Chapter 2 tests associations between code switching and its potential antecedents and consequences cross-sectionally. This chapter examines if and how key variables connected to how people see themselves (i.e., self-identity) and socially relate to others (i.e., social relations) are associated with code switching tendencies among Black Americans. Study findings suggest that perceptions of one’s Black (but not American) identity are significantly associated with code switching and that stereotype threat, social connectedness, need to belong, and racial attitudes, (but not mentalizing) are significantly associated with code switching.
Chapter 3 tests associations between daily fluctuations in code switching and experiences of discrimination, negative affect, and vigilance among Black employees longitudinally. Study results demonstrate that Black employees’ code switching tendencies are significantly and positively associated with all of these experiences. As such, code switching is relevant to social scrutiny (e.g., discrimination), and may have implications for health and well-being, as increases in negative affect and vigilance are associated with a variety of harmful psychological and physiological outcomes.

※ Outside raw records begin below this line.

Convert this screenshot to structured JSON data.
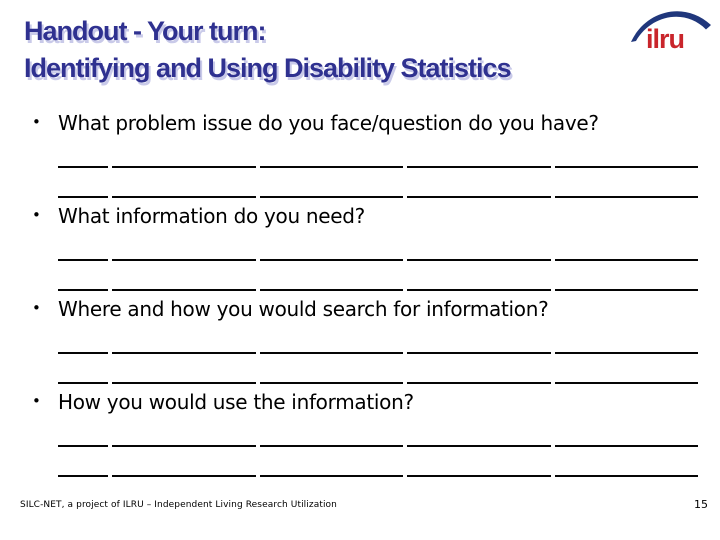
{
  "title": {
    "line1": "Handout - Your turn:",
    "line2": "Identifying and Using Disability Statistics"
  },
  "logo": {
    "text": "ilru"
  },
  "bullet_char": "•",
  "bullets": [
    {
      "question": "What problem issue do you face/question do you have?",
      "blank_lines": 2
    },
    {
      "question": "What information do you need?",
      "blank_lines": 2
    },
    {
      "question": "Where and how you would search for information?",
      "blank_lines": 2
    },
    {
      "question": "How you would use the information?",
      "blank_lines": 2
    }
  ],
  "footer": {
    "credit": "SILC-NET, a project of ILRU – Independent Living Research Utilization",
    "page_number": "15"
  },
  "colors": {
    "title_color": "#2F3190",
    "title_shadow": "#C9CAE9",
    "logo_red": "#C9252B",
    "swoosh_blue": "#20377C",
    "text_color": "#000000",
    "line_color": "#050505",
    "bg": "#FFFFFF"
  }
}
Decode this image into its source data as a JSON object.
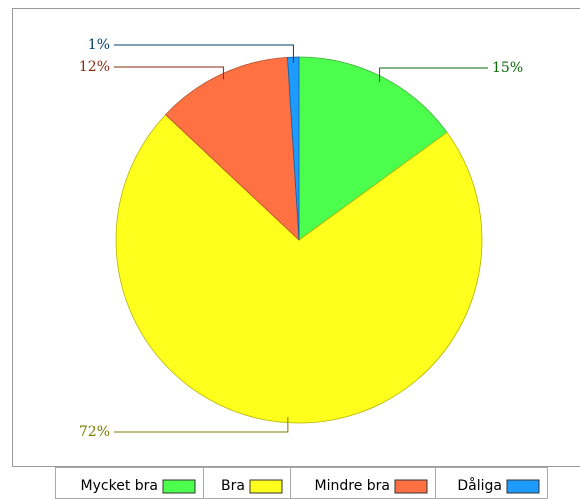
{
  "chart_data": {
    "type": "pie",
    "categories": [
      "Mycket bra",
      "Bra",
      "Mindre bra",
      "Dåliga"
    ],
    "values": [
      15,
      72,
      12,
      1
    ],
    "value_labels": [
      "15%",
      "72%",
      "12%",
      "1%"
    ],
    "colors": [
      "#4cff4c",
      "#ffff1e",
      "#ff7043",
      "#1e9bff"
    ]
  }
}
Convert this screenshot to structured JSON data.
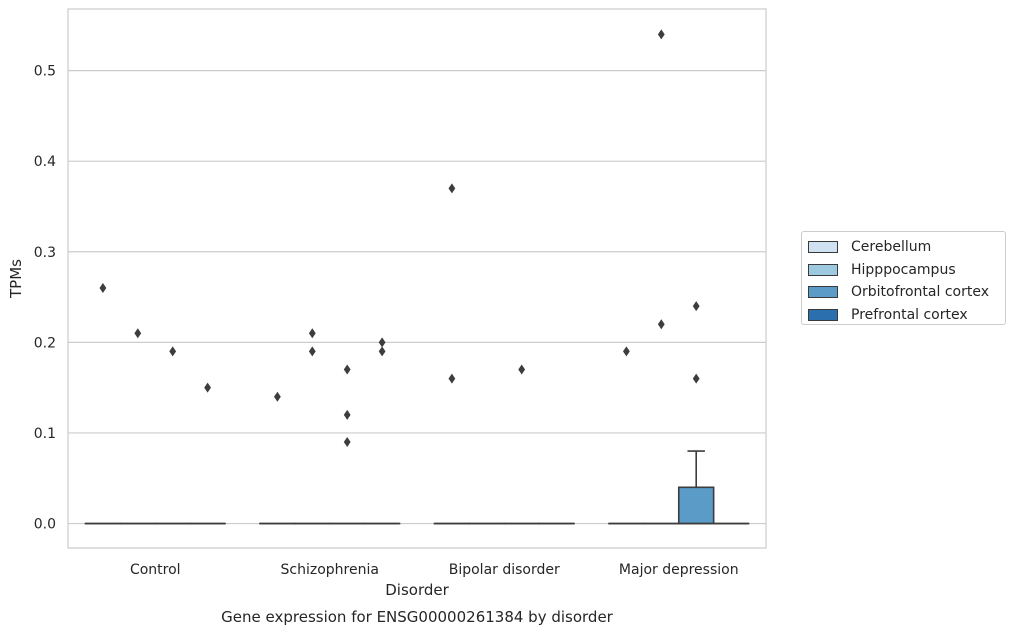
{
  "chart_data": {
    "type": "boxplot",
    "title": "Gene expression for ENSG00000261384 by disorder",
    "xlabel": "Disorder",
    "ylabel": "TPMs",
    "ylim": [
      -0.027,
      0.568
    ],
    "yticks": [
      0.0,
      0.1,
      0.2,
      0.3,
      0.4,
      0.5
    ],
    "ytick_labels": [
      "0.0",
      "0.1",
      "0.2",
      "0.3",
      "0.4",
      "0.5"
    ],
    "grid": "horizontal",
    "legend_position": "right",
    "categories": [
      "Control",
      "Schizophrenia",
      "Bipolar disorder",
      "Major depression"
    ],
    "series": [
      {
        "name": "Cerebellum",
        "color": "#d0e1f2",
        "boxes": [
          {
            "q1": 0,
            "median": 0,
            "q3": 0,
            "whisker_low": 0,
            "whisker_high": 0,
            "outliers": [
              0.26
            ]
          },
          {
            "q1": 0,
            "median": 0,
            "q3": 0,
            "whisker_low": 0,
            "whisker_high": 0,
            "outliers": [
              0.14
            ]
          },
          {
            "q1": 0,
            "median": 0,
            "q3": 0,
            "whisker_low": 0,
            "whisker_high": 0,
            "outliers": [
              0.37,
              0.16
            ]
          },
          {
            "q1": 0,
            "median": 0,
            "q3": 0,
            "whisker_low": 0,
            "whisker_high": 0,
            "outliers": [
              0.19
            ]
          }
        ]
      },
      {
        "name": "Hipppocampus",
        "color": "#9ecae1",
        "boxes": [
          {
            "q1": 0,
            "median": 0,
            "q3": 0,
            "whisker_low": 0,
            "whisker_high": 0,
            "outliers": [
              0.21
            ]
          },
          {
            "q1": 0,
            "median": 0,
            "q3": 0,
            "whisker_low": 0,
            "whisker_high": 0,
            "outliers": [
              0.21,
              0.19
            ]
          },
          {
            "q1": 0,
            "median": 0,
            "q3": 0,
            "whisker_low": 0,
            "whisker_high": 0,
            "outliers": []
          },
          {
            "q1": 0,
            "median": 0,
            "q3": 0,
            "whisker_low": 0,
            "whisker_high": 0,
            "outliers": [
              0.54,
              0.22
            ]
          }
        ]
      },
      {
        "name": "Orbitofrontal cortex",
        "color": "#5a9bc8",
        "boxes": [
          {
            "q1": 0,
            "median": 0,
            "q3": 0,
            "whisker_low": 0,
            "whisker_high": 0,
            "outliers": [
              0.19
            ]
          },
          {
            "q1": 0,
            "median": 0,
            "q3": 0,
            "whisker_low": 0,
            "whisker_high": 0,
            "outliers": [
              0.17,
              0.12,
              0.09
            ]
          },
          {
            "q1": 0,
            "median": 0,
            "q3": 0,
            "whisker_low": 0,
            "whisker_high": 0,
            "outliers": [
              0.17
            ]
          },
          {
            "q1": 0,
            "median": 0,
            "q3": 0.04,
            "whisker_low": 0,
            "whisker_high": 0.08,
            "outliers": [
              0.24,
              0.16
            ]
          }
        ]
      },
      {
        "name": "Prefrontal cortex",
        "color": "#2b6fae",
        "boxes": [
          {
            "q1": 0,
            "median": 0,
            "q3": 0,
            "whisker_low": 0,
            "whisker_high": 0,
            "outliers": [
              0.15
            ]
          },
          {
            "q1": 0,
            "median": 0,
            "q3": 0,
            "whisker_low": 0,
            "whisker_high": 0,
            "outliers": [
              0.2,
              0.19
            ]
          },
          {
            "q1": 0,
            "median": 0,
            "q3": 0,
            "whisker_low": 0,
            "whisker_high": 0,
            "outliers": []
          },
          {
            "q1": 0,
            "median": 0,
            "q3": 0,
            "whisker_low": 0,
            "whisker_high": 0,
            "outliers": []
          }
        ]
      }
    ]
  }
}
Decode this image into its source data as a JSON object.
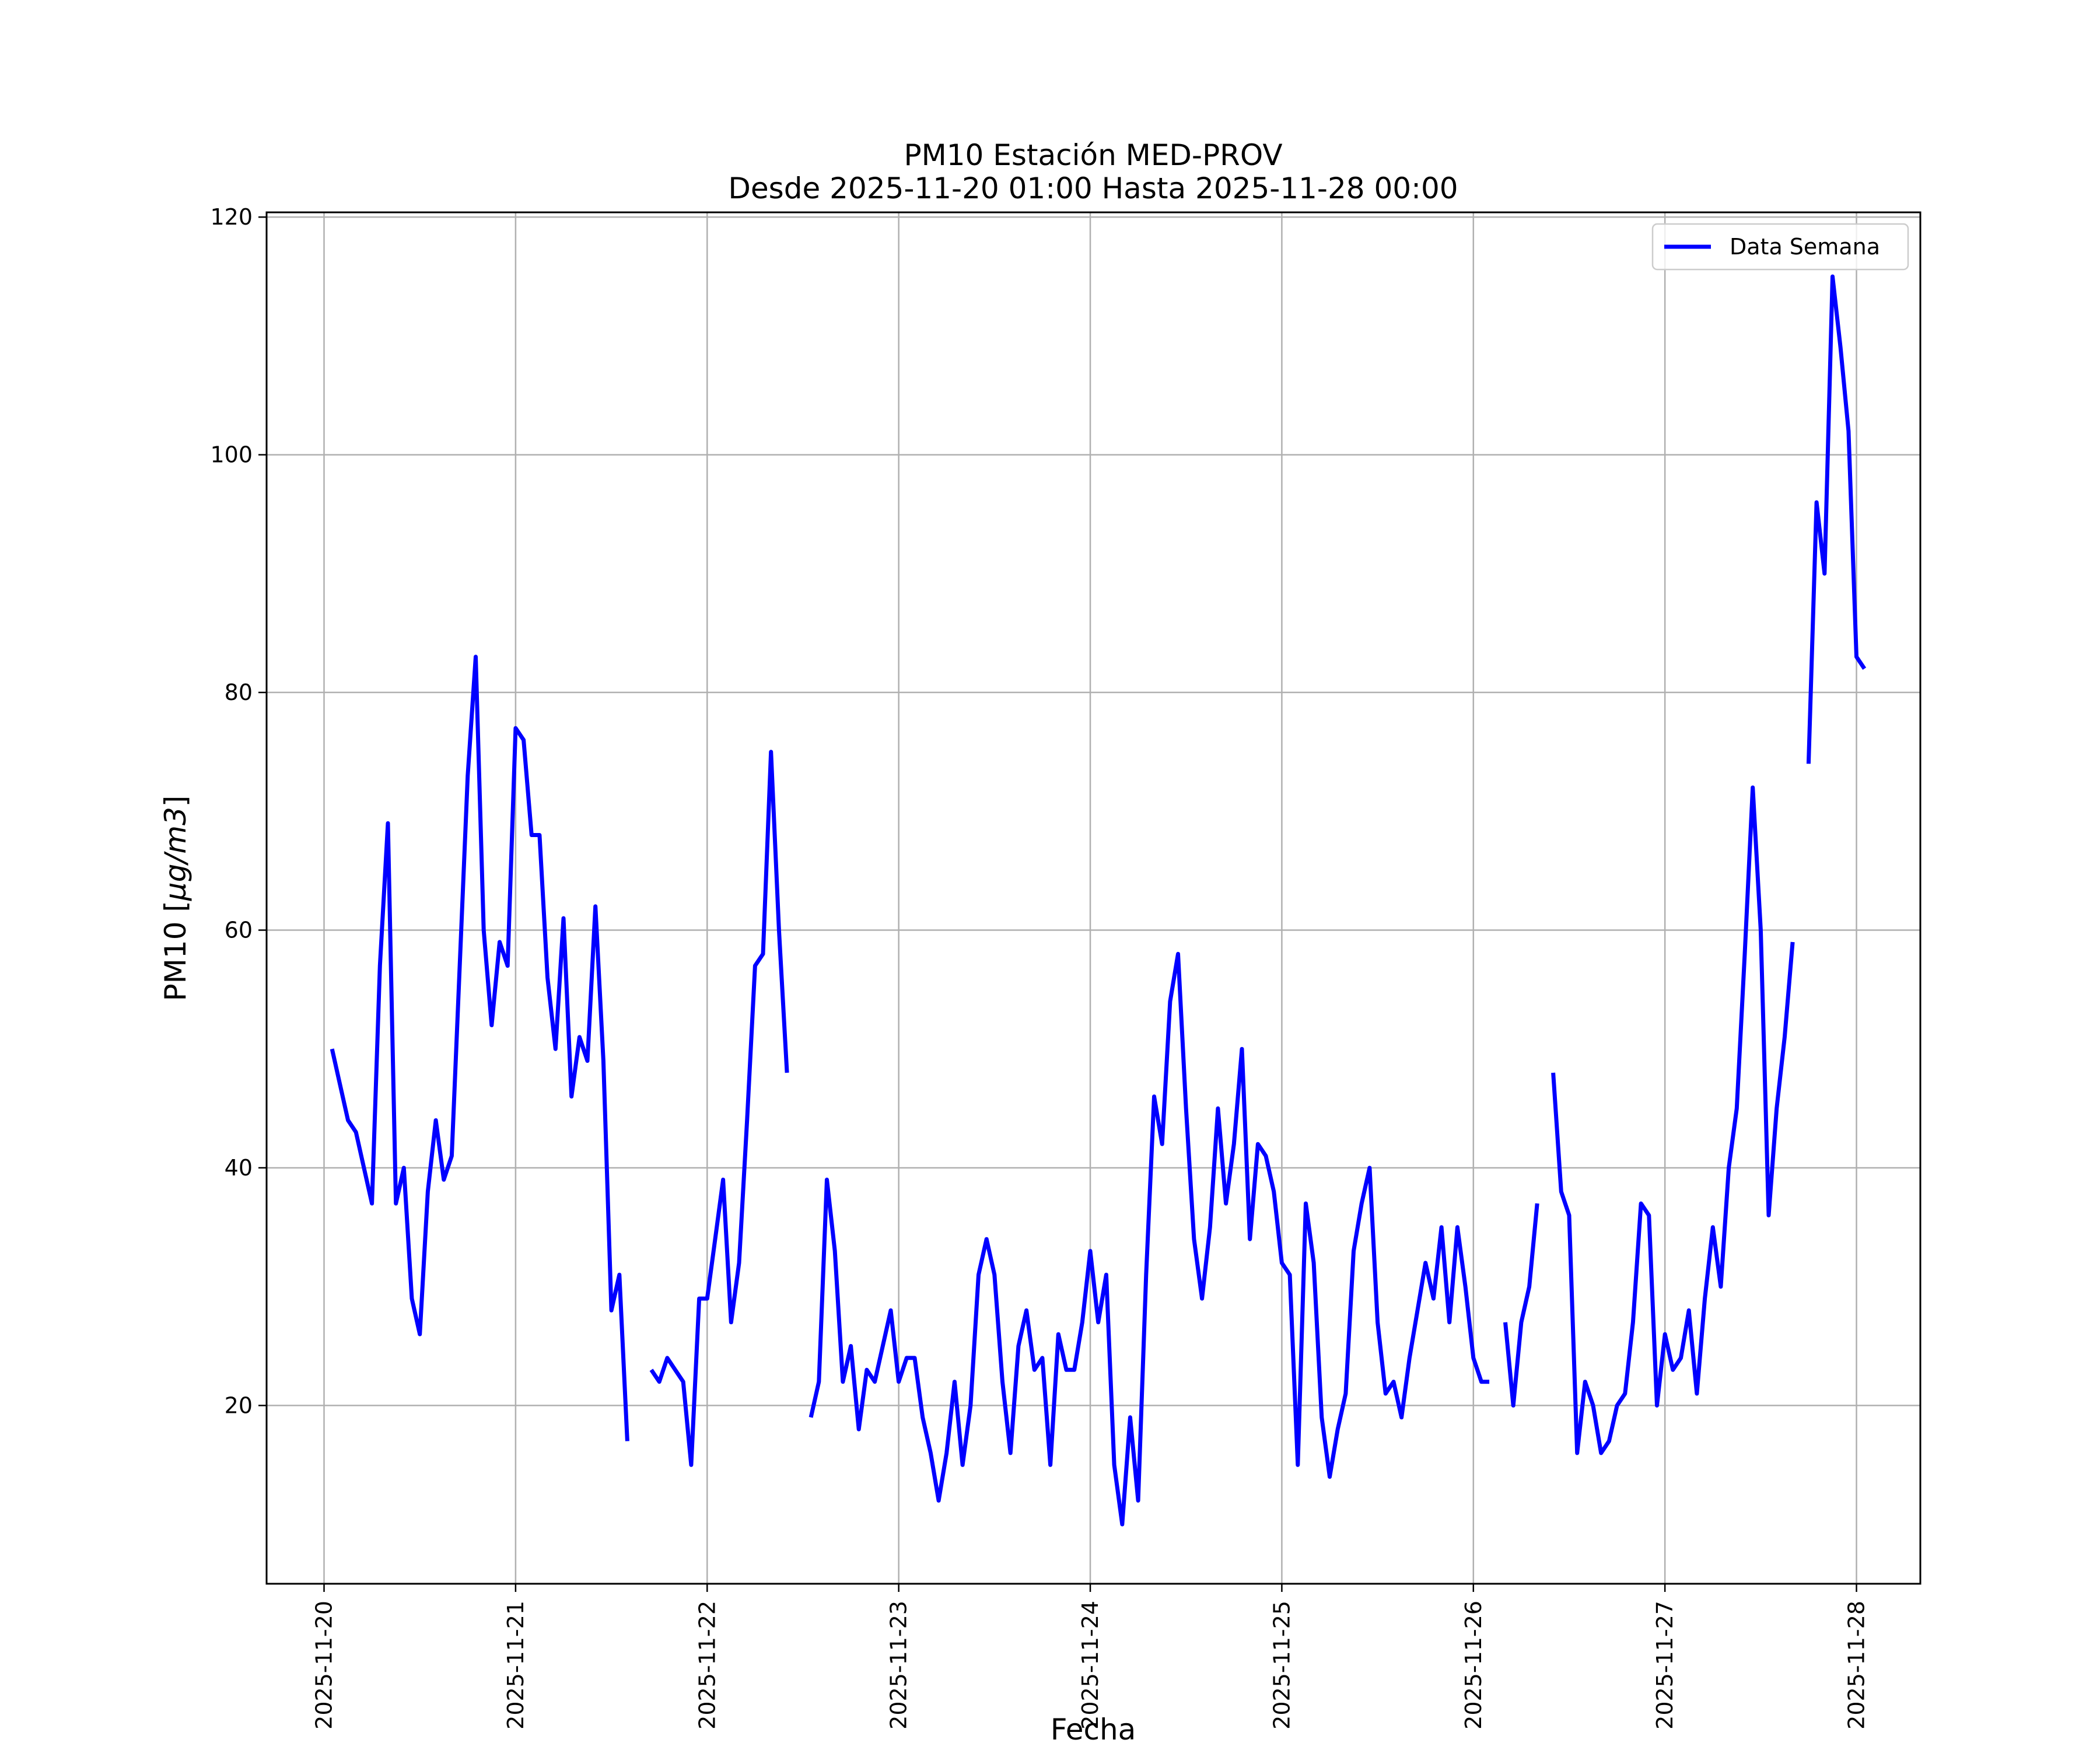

Chapter 4 tests how the social interactions Black employees have with close and peripheral ties are associated with their code switching tendencies, and if these interactions strengthen or buffer their experiences of discrimination, vigilance, and negative affect. Findings suggest that Black employees code switch significantly more with both close and peripheral ties, but do not reveal a moderating effect of social interactions on relationships between code switching and discrimination, vigilance, or negative affect.